Adapun Pasal 222 UU Pemilu mengatakan bahwa yang dapat mengusulkan pencalonan atau calon presiden dan wakil presiden, itu adalah partai politik peserta pemilu, baik sendiri maupun bersama-sama, sekurang-kurangnya memenuhi 20 persen kursi atau 25 persen suara dari pemilu sebelumnya
Hadar Nafis Gumay bersama dengan dua lembaga sosial masyarakat (LSM), Perkumpulan untuk Pemilu dan Demokrasi (Perludem) dan Konstitusi dan Demokrasi Inisiatif (Kode Inisiatif) mengajukan permohonan uji materi Pasal 222 UU Pemilu di Mahkamah Konstitusi.
Hadar bersama dengan dua LSM tersebut berpendapat bahwa Pasal 222 UU Pemilu bertentangan dengan konstitusi, terutama terhadap Pasal 6A ayat (2), juga terhadap Pasal 22E ayat (1), Pasal 22E ayat (2), Pasal 27 ayat (1), Pasal 28D ayat (1), dan Pasal 28D ayat (3) dari Undang-Undang Dasar Negara Republik Indonesia Tahun 1945.
"Dalam UUD 1945 sudah jelas diatur bahwa yang berhak mencalonkan adalah baik secara sendiri-sendiri atau bersama partai politik peserta pemilu dan diajukan sebelum pemilu," kata Hadar.

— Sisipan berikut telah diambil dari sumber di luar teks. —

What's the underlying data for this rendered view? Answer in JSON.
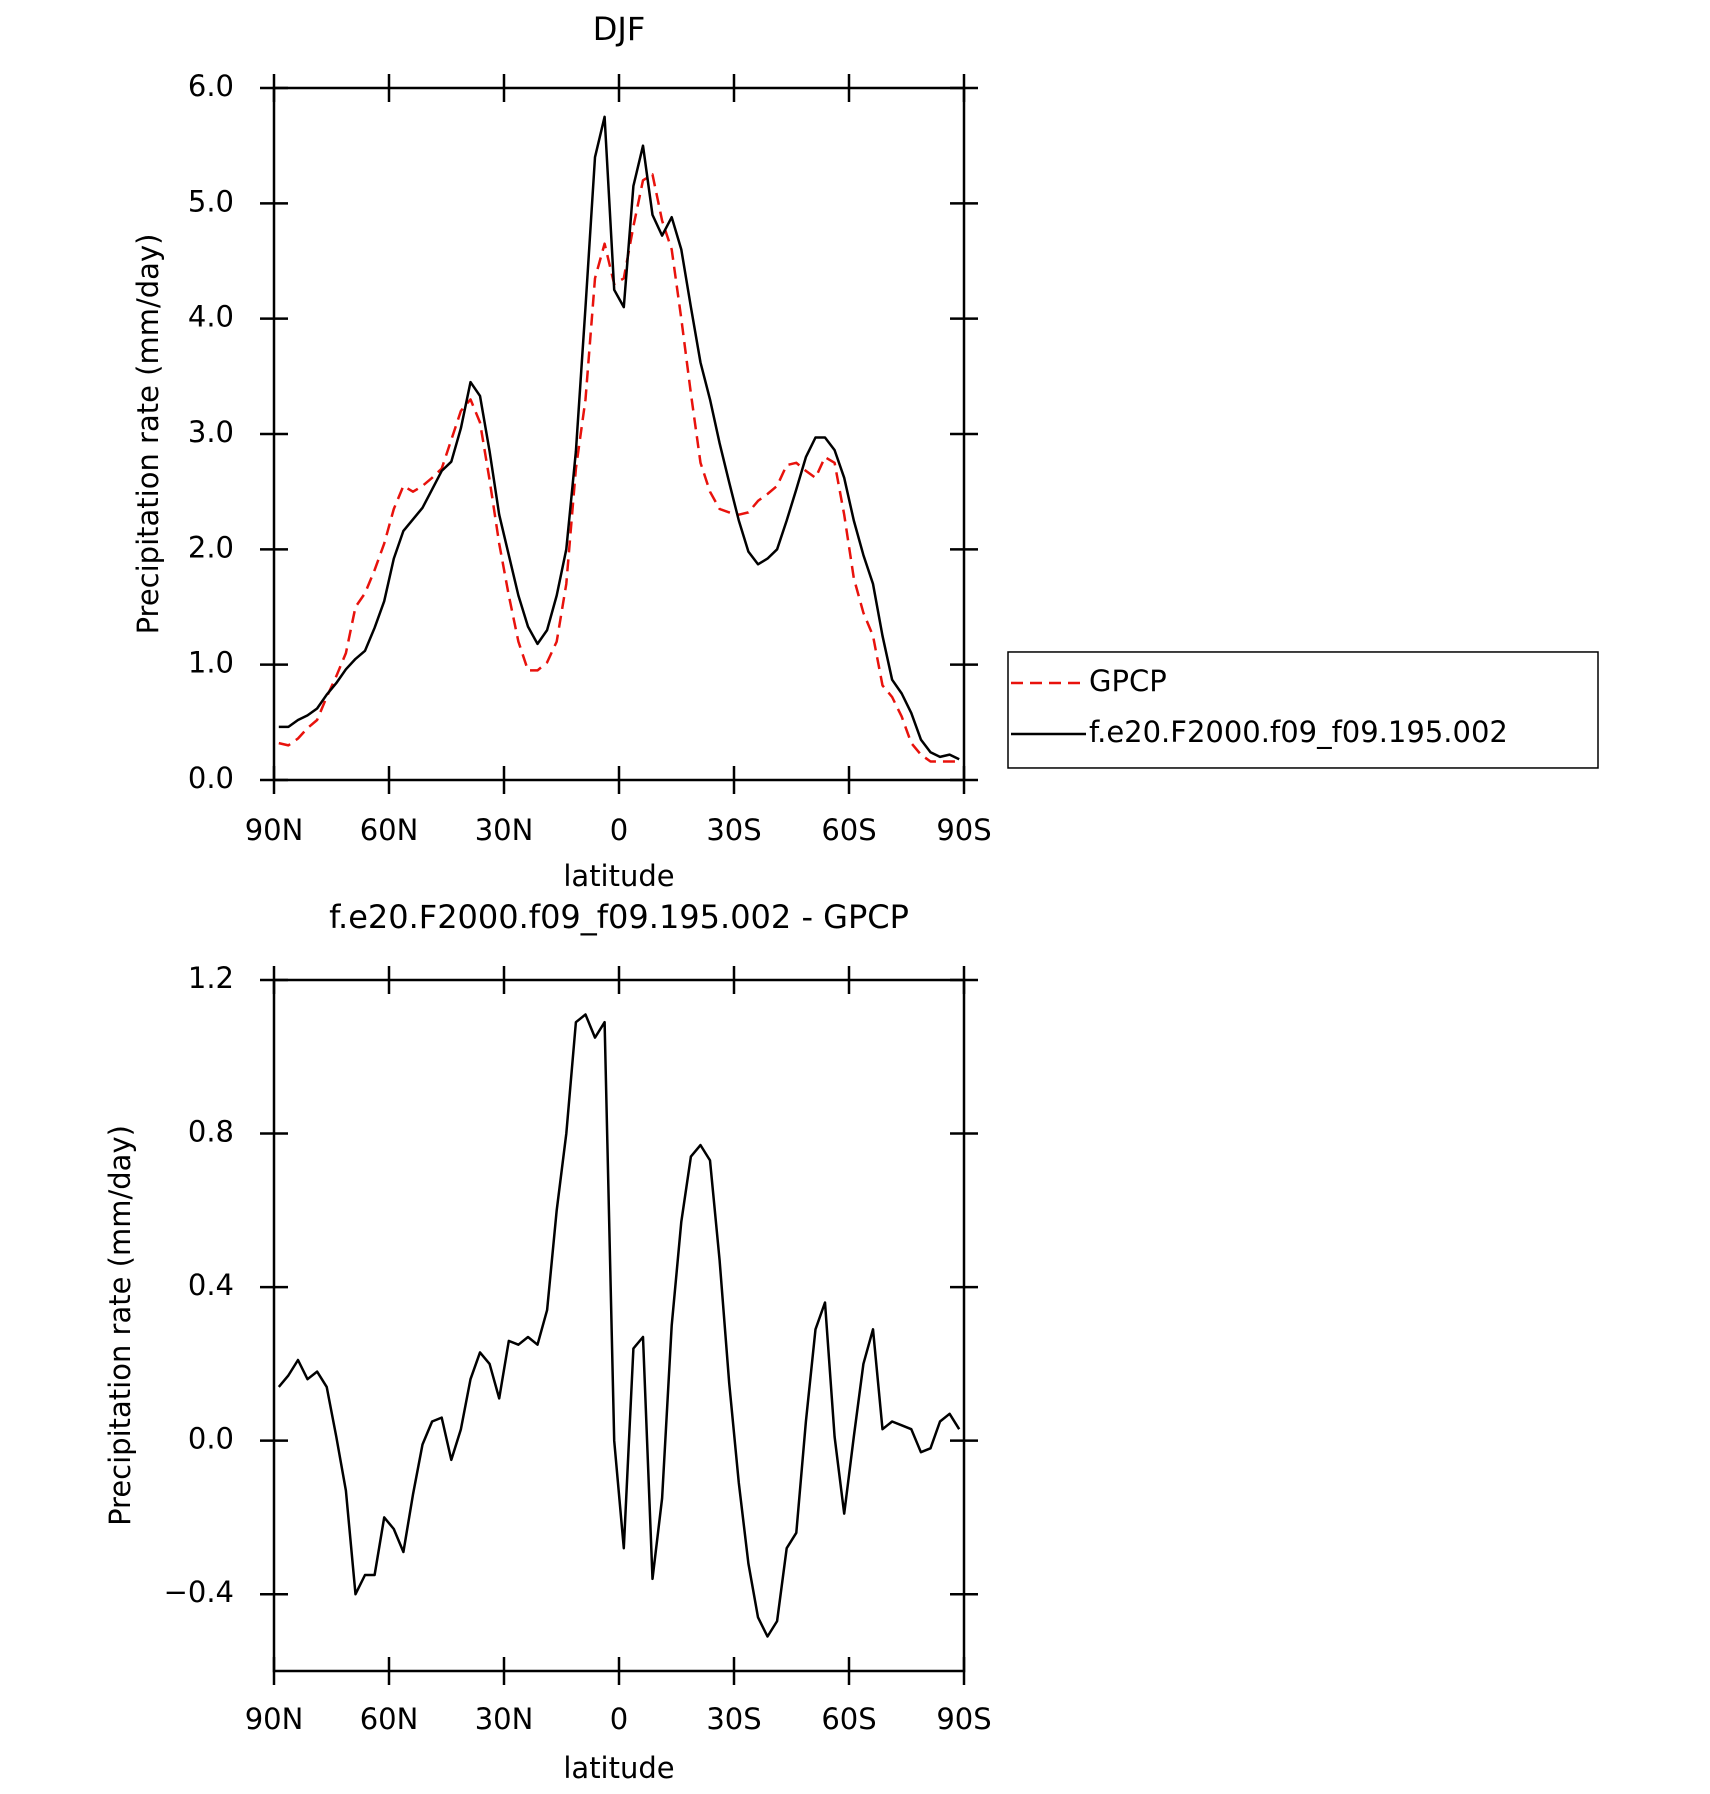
{
  "chart_data": [
    {
      "type": "line",
      "title": "DJF",
      "xlabel": "latitude",
      "ylabel": "Precipitation rate (mm/day)",
      "x": [
        88.75,
        86.25,
        83.75,
        81.25,
        78.75,
        76.25,
        73.75,
        71.25,
        68.75,
        66.25,
        63.75,
        61.25,
        58.75,
        56.25,
        53.75,
        51.25,
        48.75,
        46.25,
        43.75,
        41.25,
        38.75,
        36.25,
        33.75,
        31.25,
        28.75,
        26.25,
        23.75,
        21.25,
        18.75,
        16.25,
        13.75,
        11.25,
        8.75,
        6.25,
        3.75,
        1.25,
        -1.25,
        -3.75,
        -6.25,
        -8.75,
        -11.25,
        -13.75,
        -16.25,
        -18.75,
        -21.25,
        -23.75,
        -26.25,
        -28.75,
        -31.25,
        -33.75,
        -36.25,
        -38.75,
        -41.25,
        -43.75,
        -46.25,
        -48.75,
        -51.25,
        -53.75,
        -56.25,
        -58.75,
        -61.25,
        -63.75,
        -66.25,
        -68.75,
        -71.25,
        -73.75,
        -76.25,
        -78.75,
        -81.25,
        -83.75,
        -86.25,
        -88.75
      ],
      "series": [
        {
          "name": "GPCP",
          "color": "#e8120c",
          "dashed": true,
          "values": [
            0.32,
            0.3,
            0.36,
            0.45,
            0.52,
            0.72,
            0.9,
            1.1,
            1.5,
            1.62,
            1.82,
            2.05,
            2.35,
            2.55,
            2.5,
            2.55,
            2.62,
            2.7,
            2.95,
            3.2,
            3.3,
            3.1,
            2.6,
            2.05,
            1.6,
            1.2,
            0.95,
            0.95,
            1.02,
            1.2,
            1.7,
            2.7,
            3.3,
            4.35,
            4.65,
            4.3,
            4.35,
            4.8,
            5.2,
            5.25,
            4.85,
            4.6,
            4.0,
            3.35,
            2.75,
            2.5,
            2.35,
            2.32,
            2.3,
            2.32,
            2.42,
            2.48,
            2.55,
            2.73,
            2.75,
            2.68,
            2.62,
            2.8,
            2.75,
            2.3,
            1.75,
            1.45,
            1.25,
            0.82,
            0.72,
            0.55,
            0.32,
            0.22,
            0.16,
            0.16,
            0.16,
            0.16
          ]
        },
        {
          "name": "f.e20.F2000.f09_f09.195.002",
          "color": "#000000",
          "dashed": false,
          "values": [
            0.46,
            0.46,
            0.52,
            0.56,
            0.62,
            0.74,
            0.84,
            0.96,
            1.05,
            1.12,
            1.32,
            1.55,
            1.92,
            2.16,
            2.26,
            2.36,
            2.52,
            2.68,
            2.76,
            3.05,
            3.45,
            3.33,
            2.85,
            2.3,
            1.95,
            1.6,
            1.33,
            1.18,
            1.3,
            1.6,
            2.0,
            2.85,
            4.1,
            5.4,
            5.75,
            4.25,
            4.1,
            5.15,
            5.5,
            4.9,
            4.72,
            4.88,
            4.6,
            4.1,
            3.62,
            3.3,
            2.92,
            2.58,
            2.25,
            1.98,
            1.87,
            1.92,
            2.0,
            2.25,
            2.52,
            2.8,
            2.97,
            2.97,
            2.86,
            2.62,
            2.25,
            1.95,
            1.7,
            1.25,
            0.87,
            0.75,
            0.58,
            0.35,
            0.24,
            0.2,
            0.22,
            0.18
          ]
        }
      ],
      "xlim": [
        90,
        -90
      ],
      "xticks": [
        {
          "value": 90,
          "label": "90N"
        },
        {
          "value": 60,
          "label": "60N"
        },
        {
          "value": 30,
          "label": "30N"
        },
        0,
        {
          "value": -30,
          "label": "30S"
        },
        {
          "value": -60,
          "label": "60S"
        },
        {
          "value": -90,
          "label": "90S"
        }
      ],
      "ylim": [
        0,
        6
      ],
      "yticks": [
        {
          "value": 0,
          "label": "0.0"
        },
        {
          "value": 1,
          "label": "1.0"
        },
        {
          "value": 2,
          "label": "2.0"
        },
        {
          "value": 3,
          "label": "3.0"
        },
        {
          "value": 4,
          "label": "4.0"
        },
        {
          "value": 5,
          "label": "5.0"
        },
        {
          "value": 6,
          "label": "6.0"
        }
      ],
      "grid": false,
      "legend": "right"
    },
    {
      "type": "line",
      "title": "f.e20.F2000.f09_f09.195.002 - GPCP",
      "xlabel": "latitude",
      "ylabel": "Precipitation rate (mm/day)",
      "x": [
        88.75,
        86.25,
        83.75,
        81.25,
        78.75,
        76.25,
        73.75,
        71.25,
        68.75,
        66.25,
        63.75,
        61.25,
        58.75,
        56.25,
        53.75,
        51.25,
        48.75,
        46.25,
        43.75,
        41.25,
        38.75,
        36.25,
        33.75,
        31.25,
        28.75,
        26.25,
        23.75,
        21.25,
        18.75,
        16.25,
        13.75,
        11.25,
        8.75,
        6.25,
        3.75,
        1.25,
        -1.25,
        -3.75,
        -6.25,
        -8.75,
        -11.25,
        -13.75,
        -16.25,
        -18.75,
        -21.25,
        -23.75,
        -26.25,
        -28.75,
        -31.25,
        -33.75,
        -36.25,
        -38.75,
        -41.25,
        -43.75,
        -46.25,
        -48.75,
        -51.25,
        -53.75,
        -56.25,
        -58.75,
        -61.25,
        -63.75,
        -66.25,
        -68.75,
        -71.25,
        -73.75,
        -76.25,
        -78.75,
        -81.25,
        -83.75,
        -86.25,
        -88.75
      ],
      "values": [
        0.14,
        0.17,
        0.21,
        0.16,
        0.18,
        0.14,
        0.01,
        -0.13,
        -0.4,
        -0.35,
        -0.35,
        -0.2,
        -0.23,
        -0.29,
        -0.14,
        -0.01,
        0.05,
        0.06,
        -0.05,
        0.03,
        0.16,
        0.23,
        0.2,
        0.11,
        0.26,
        0.25,
        0.27,
        0.25,
        0.34,
        0.6,
        0.8,
        1.09,
        1.11,
        1.05,
        1.09,
        0.0,
        -0.28,
        0.24,
        0.27,
        -0.36,
        -0.15,
        0.3,
        0.57,
        0.74,
        0.77,
        0.73,
        0.47,
        0.15,
        -0.11,
        -0.32,
        -0.46,
        -0.51,
        -0.47,
        -0.28,
        -0.24,
        0.05,
        0.29,
        0.36,
        0.01,
        -0.19,
        0.01,
        0.2,
        0.29,
        0.03,
        0.05,
        0.04,
        0.03,
        -0.03,
        -0.02,
        0.05,
        0.07,
        0.03
      ],
      "color": "#000000",
      "xlim": [
        90,
        -90
      ],
      "xticks": [
        {
          "value": 90,
          "label": "90N"
        },
        {
          "value": 60,
          "label": "60N"
        },
        {
          "value": 30,
          "label": "30N"
        },
        0,
        {
          "value": -30,
          "label": "30S"
        },
        {
          "value": -60,
          "label": "60S"
        },
        {
          "value": -90,
          "label": "90S"
        }
      ],
      "ylim": [
        -0.6,
        1.2
      ],
      "yticks": [
        {
          "value": -0.4,
          "label": "−0.4"
        },
        {
          "value": 0,
          "label": "0.0"
        },
        0.4,
        0.8,
        1.2
      ],
      "grid": false
    }
  ]
}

Namun kemudian pengaturan dalam Pasal 222 UU Pemilu dinilai Hadar justru menimbulkan batasan tambahan yang tidak memungkinkan bagi partai yang tidak atau belum ikut pemilu sebelumnya karena tidak memiliki kursi ataupun suara.
Pengaturan ini kemudian dikatakan Hadar juga bertentangan dengan Pasal 22E ayat (1) UUD 1945 yang menyebutkan bahwa asas penting dalam pemilu yang demokratis adalah langsung, umum, bebas, rahasia, jujur, dan adil yang dilaksanakan lima tahun sekali.
"Adil ini adalah asas yang penting, jadi kalau tidak dipenuhi asas keadilan ini maka pemilunya itu tidak berlangsung seperti yang dimaksudkan dalam konstitusi kita," ujarnya.
Penerapan ambang batas 20 persen kursi atau 25 persen suara menurut Hadar sangat tidak adil terhadap partai-partai yang baru menjadi peserta di dalam Pemilu Tahun 2019. Sementara itu menurut Hadar, konstitusi Indonesia menjamin setiap warga negara untuk berhak memperoleh kesempatan yang sama di dalam pemerintahan.
"Para pasangan calon presiden yang kemudian berangkat dari parpol yang mengalami ketidakadilan tadi, tentu tidak mendapat kesempatan yang sama untuk bisa ikut dalam pemilu mendatang," jelasnya.